Mrocznie, aż gęsto. Czas na kryminalne widowisko!

Marek Krajewski w swoich powieściach pokazał świat, jakiego wcześniej nie znaliśmy. Breslau wypełnił mnóstwem pełnokrwistych bohaterów, a określenie „pełnokrwisty” ma podwójne znaczenie. Radca kryminalny Eberhard Mock fascynuje fanów książek Krajewskiego od dwóch dekad, bo 20 lat temu ukazała się „Śmierć w Breslau”.
Teatr Muzyczny Capitol we Wrocławiu zaprasza na spektakl „Mock. Czarna burleska” – widowisko na motywach powieści Marka Krajewskiego. Premiera 12 października na Dużej Scenie, a przedpremierowo spektakl można obejrzeć już 10 i 11 października.
Nie będzie scen mówionych, wyłącznie śpiewane... 
 
Rozmowa z Konradem Imielą (na zdj.), reżyserem przedstawienia, autorem scenariusza i współautorem tekstów piosenek.



Dlaczego spektakl w podtytule ma słowo burleska?
Marek Krajewski zawsze podkreśla, że kryminał to literatura rozrywkowa, popularna. W kalendarzu premier na 2019 rok zaplanowałem przedstawienie koncertowe, rewiowe. Kiedy rozważałem, co zrealizować, pomyślałem o książkach
Krajewskiego, o tym, żeby opowiedzieć o przedwojennym Breslau właśnie za pomocą teatru rozrywkowego. Zastanawiałem się też, do jakiej muzycznej formy najbliżej tym opowieściom. Ponieważ Mock zaczynał pracę w policji obyczajowej, znał wszystkie prostytutki, był z tym towarzystwem za pan brat, uznałem, że burleska będzie trafną inspiracją.

Czyli to inspiracja, nie dosłowność?
Konwencja kryminału noir podpowiedziała mi kolor i zbitkę słów. Tak powstał podtytuł: „Czarna burleska”. Ale burleski w naszym spektaklu tyle, co operetki w „Operetce” Gombrowicza.
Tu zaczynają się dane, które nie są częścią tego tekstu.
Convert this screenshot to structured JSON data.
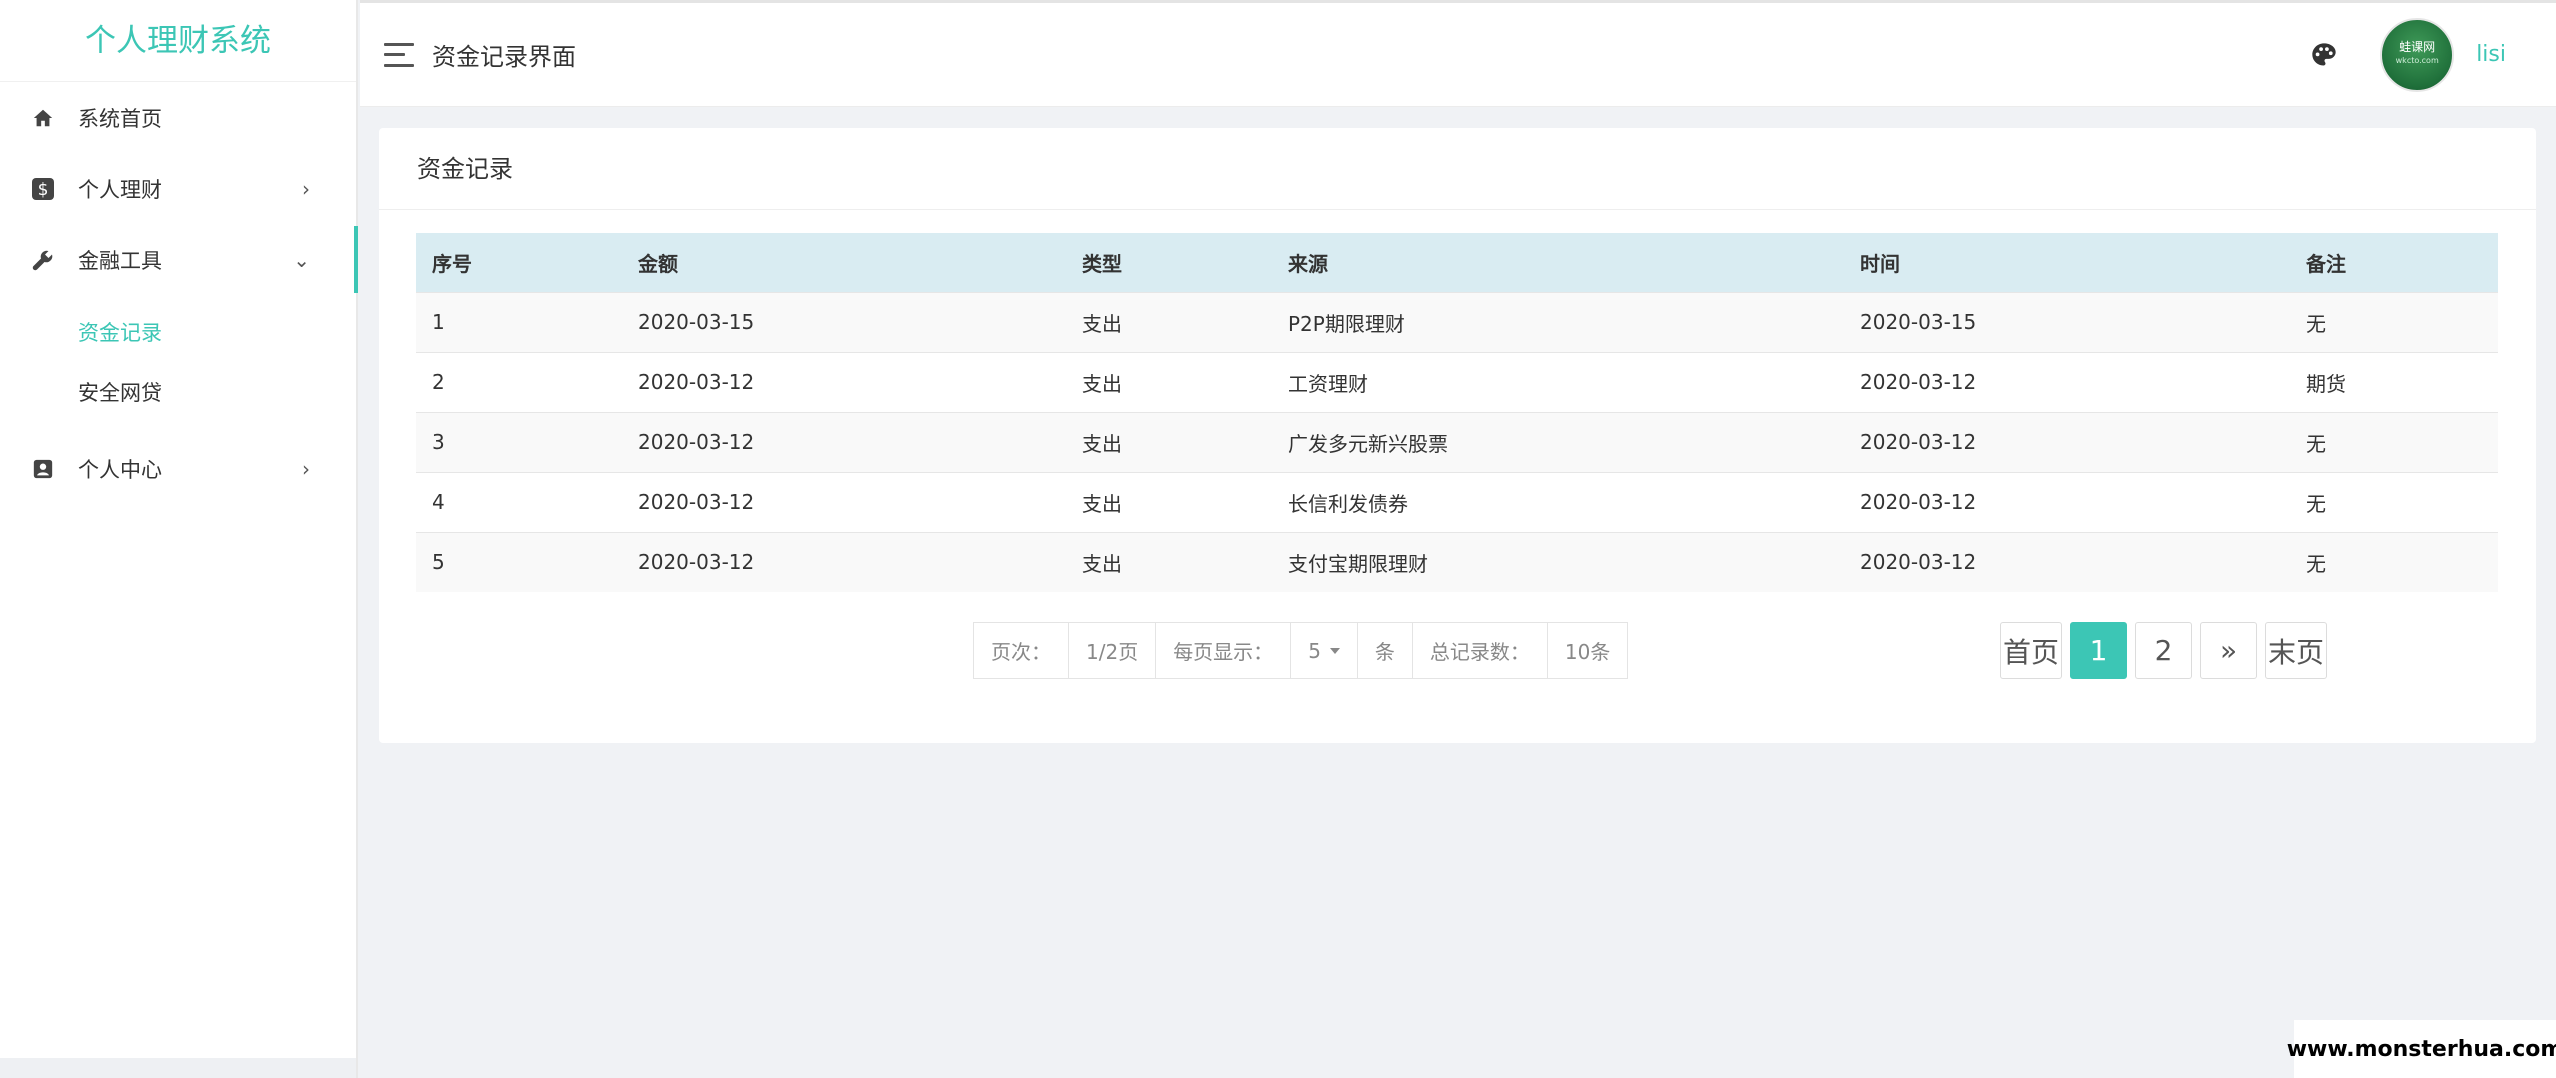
{
  "brand": {
    "title": "个人理财系统"
  },
  "sidebar": {
    "items": [
      {
        "label": "系统首页",
        "icon": "home-icon"
      },
      {
        "label": "个人理财",
        "icon": "dollar-icon",
        "arrow": "›"
      },
      {
        "label": "金融工具",
        "icon": "wrench-icon",
        "arrow": "⌄",
        "active": true,
        "children": [
          {
            "label": "资金记录",
            "active": true
          },
          {
            "label": "安全网贷"
          }
        ]
      },
      {
        "label": "个人中心",
        "icon": "user-card-icon",
        "arrow": "›"
      }
    ]
  },
  "header": {
    "page_title": "资金记录界面",
    "username": "lisi",
    "avatar_text": "蛙课网",
    "avatar_sub": "wkcto.com"
  },
  "card": {
    "title": "资金记录",
    "table": {
      "columns": [
        "序号",
        "金额",
        "类型",
        "来源",
        "时间",
        "备注"
      ],
      "rows": [
        [
          "1",
          "2020-03-15",
          "支出",
          "P2P期限理财",
          "2020-03-15",
          "无"
        ],
        [
          "2",
          "2020-03-12",
          "支出",
          "工资理财",
          "2020-03-12",
          "期货"
        ],
        [
          "3",
          "2020-03-12",
          "支出",
          "广发多元新兴股票",
          "2020-03-12",
          "无"
        ],
        [
          "4",
          "2020-03-12",
          "支出",
          "长信利发债券",
          "2020-03-12",
          "无"
        ],
        [
          "5",
          "2020-03-12",
          "支出",
          "支付宝期限理财",
          "2020-03-12",
          "无"
        ]
      ]
    },
    "info": {
      "page_label": "页次：",
      "page_value": "1/2页",
      "per_page_label": "每页显示：",
      "per_page_value": "5",
      "per_page_unit": "条",
      "total_label": "总记录数：",
      "total_value": "10条"
    },
    "pager": {
      "first": "首页",
      "pages": [
        "1",
        "2"
      ],
      "current": "1",
      "next": "»",
      "last": "末页"
    }
  },
  "watermark": "www.monsterhua.com",
  "colors": {
    "accent": "#3cc6b5",
    "table_header": "#d9ecf2"
  }
}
Scenariusz został oparty na motywach powieści Marka Krajewskiego: „Śmierć w Breslau”, „Dżuma w Breslau”, „Widma w mieście Breslau”, „Koniec świata w Breslau”, „Festung Breslau”, „Mock: Ludzkie zoo”, „Mock: Pojedynek”. W dniu premiery spektaklu będzie premiera nowej książki pt. „Moc: Golem”. Czytałeś ją choćby we fragmentach i mogłeś wykorzystać?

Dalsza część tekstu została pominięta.